5) Using modules ‘DAT01 Actuals’ and ‘CAL02 Avg Price’, we set up the following UX page to conclude User Story 1, showing all the details (Price, Weight and Revenue) contributing to the measure Avg. Price.

6) We set up another module ‘SYS01 Variety Month’ at the Variety and Month level, and introduce ‘Sales?’ Boolean to decipher the months when sales happened in the past. (Again, notice the use of TIMESUM function, since we are aggregating across the time dimension).
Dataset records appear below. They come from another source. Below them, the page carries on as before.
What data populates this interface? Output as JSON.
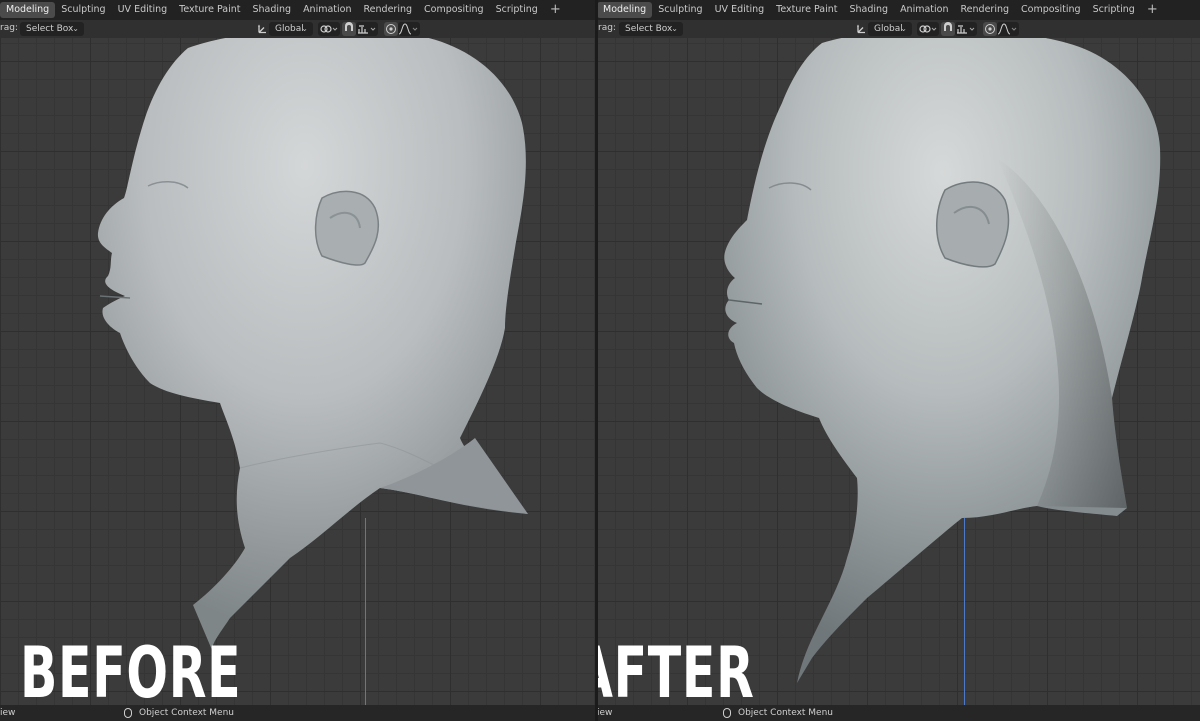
{
  "tabs": [
    "Modeling",
    "Sculpting",
    "UV Editing",
    "Texture Paint",
    "Shading",
    "Animation",
    "Rendering",
    "Compositing",
    "Scripting"
  ],
  "add_tab_label": "+",
  "header": {
    "drag_label": "rag:",
    "select_mode": "Select Box",
    "orientation": "Global"
  },
  "status": {
    "view_label": "iew",
    "context_menu": "Object Context Menu"
  },
  "labels": {
    "before": "BEFORE",
    "after": "AFTER"
  },
  "icons": [
    "orientation-icon",
    "snap-link-icon",
    "snap-magnet-icon",
    "snap-increment-icon",
    "proportional-edit-icon",
    "falloff-curve-icon",
    "mouse-icon"
  ],
  "colors": {
    "ui_dark": "#222222",
    "viewport": "#3b3b3b",
    "grid": "#2f2f2f",
    "axis_blue": "#4d79c7",
    "mesh_light": "#c6cacb",
    "mesh_shadow": "#5f6668"
  }
}
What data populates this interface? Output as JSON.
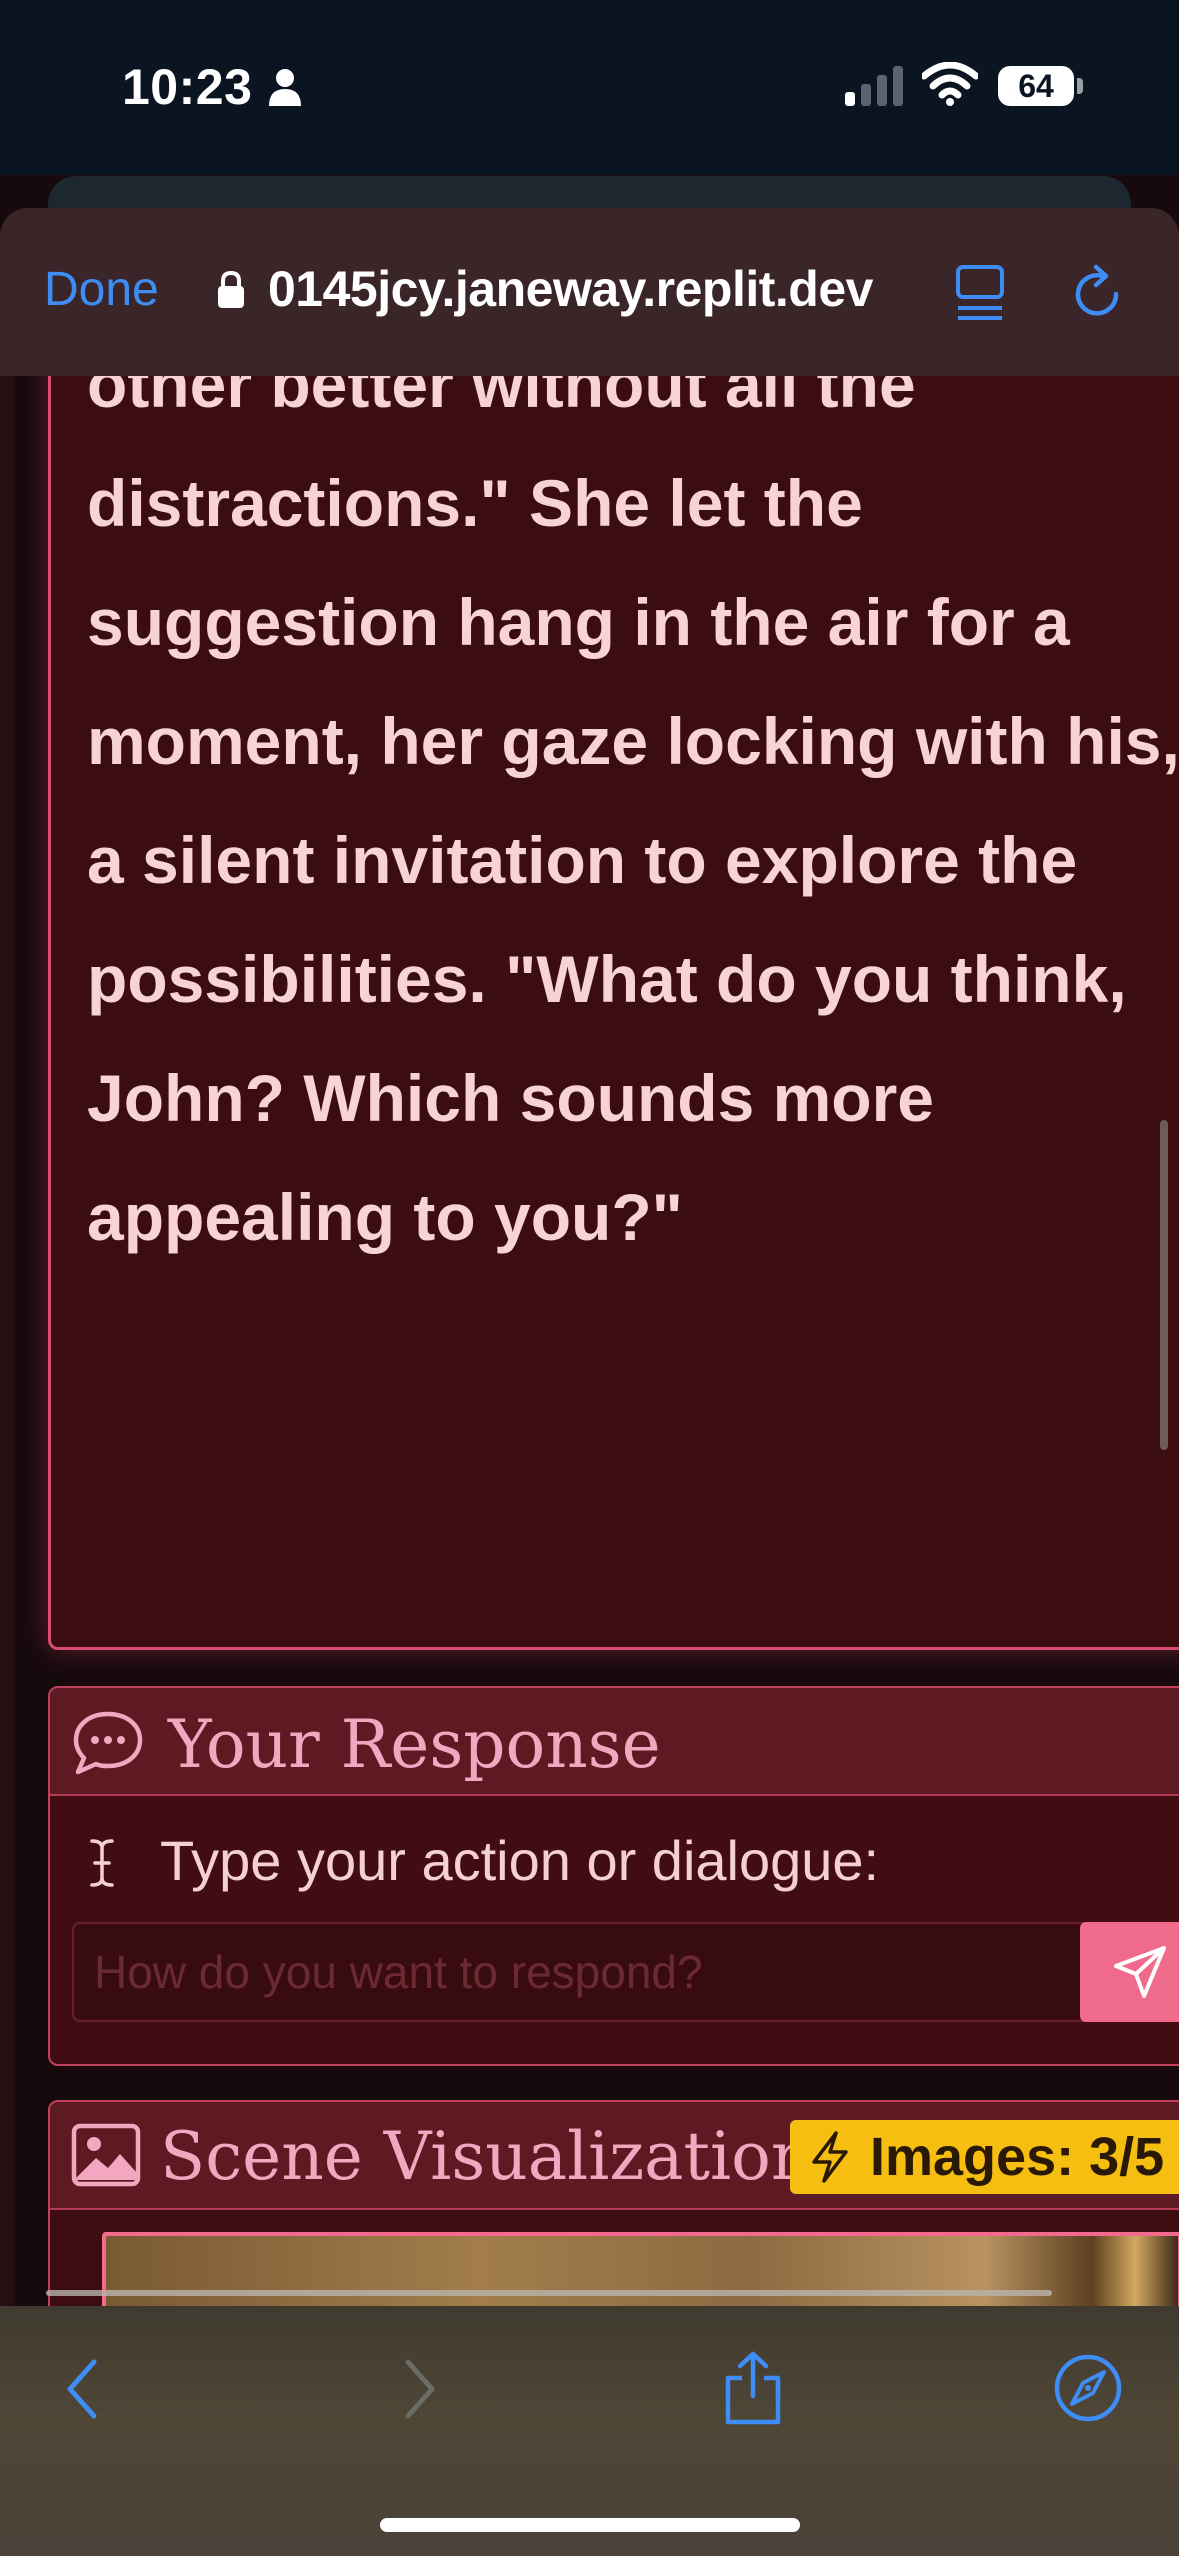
{
  "status_bar": {
    "time": "10:23",
    "battery": "64"
  },
  "browser": {
    "done_label": "Done",
    "url": "0145jcy.janeway.replit.dev"
  },
  "story": {
    "partial_line": "other better without all the",
    "text": "distractions.\" She let the suggestion hang in the air for a moment, her gaze locking with his, a silent invitation to explore the possibilities. \"What do you think, John? Which sounds more appealing to you?\""
  },
  "response": {
    "title": "Your Response",
    "label": "Type your action or dialogue:",
    "placeholder": "How do you want to respond?"
  },
  "scene": {
    "title": "Scene Visualization",
    "badge": "Images: 3/5"
  },
  "colors": {
    "accent_pink": "#f06b8b",
    "panel_border": "#c0405e",
    "badge_yellow": "#f5be11",
    "link_blue": "#3e8df5"
  }
}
7) For User Story 2, we create a new module ‘INP01 Forecast Price’ that is set at Variety, Month and Year level for future three years only. We use ‘Sales?’ Boolean (from previous step) to set up write access (DCA) to enable the users to input price forecast for only the months the given variety is usually sold in.


8) To conclude User Story 2, we set up a page for the user to select a variety and input price forecast for future years (‘INP01 Forecast Price’), while referring to the historical prices for past years (‘DAT01 Actuals’).


9) For User Story 3, we create a line item ‘Difference’ in ‘INP01 Forecast Price’ to store the difference between Price and Avg. Price. Notice the use of ‘Sales?’ Boolean in the formula.

10) To conclude User Story 3, we set up conditional formatting on the line-item Price in the module ‘INP01 Forecast Price’ as shown below.

Now, user should be able to easily identify cells (through red color) that have Forecast Price set below the 3-yr Average Price.

Conclusion
With the current set of requirements, we learnt about one application of TIMESUM function. The function was used in a situation where Time dimension had to be ditched completely so that the given measure could be summed up across all the available time periods (past three years).
That said, the function could also be used in situations where we need aggregation across a limited window of the Time dimension. For example, calculating sum across just two time periods — FY22 and FY23. In fact, we could use the function to extract value off a specific time period as well.
Last but not the least, the function is not limited to just one aggregation method SUM. It could also be used for other aggregation methods such as average, minimum, maximum, etc.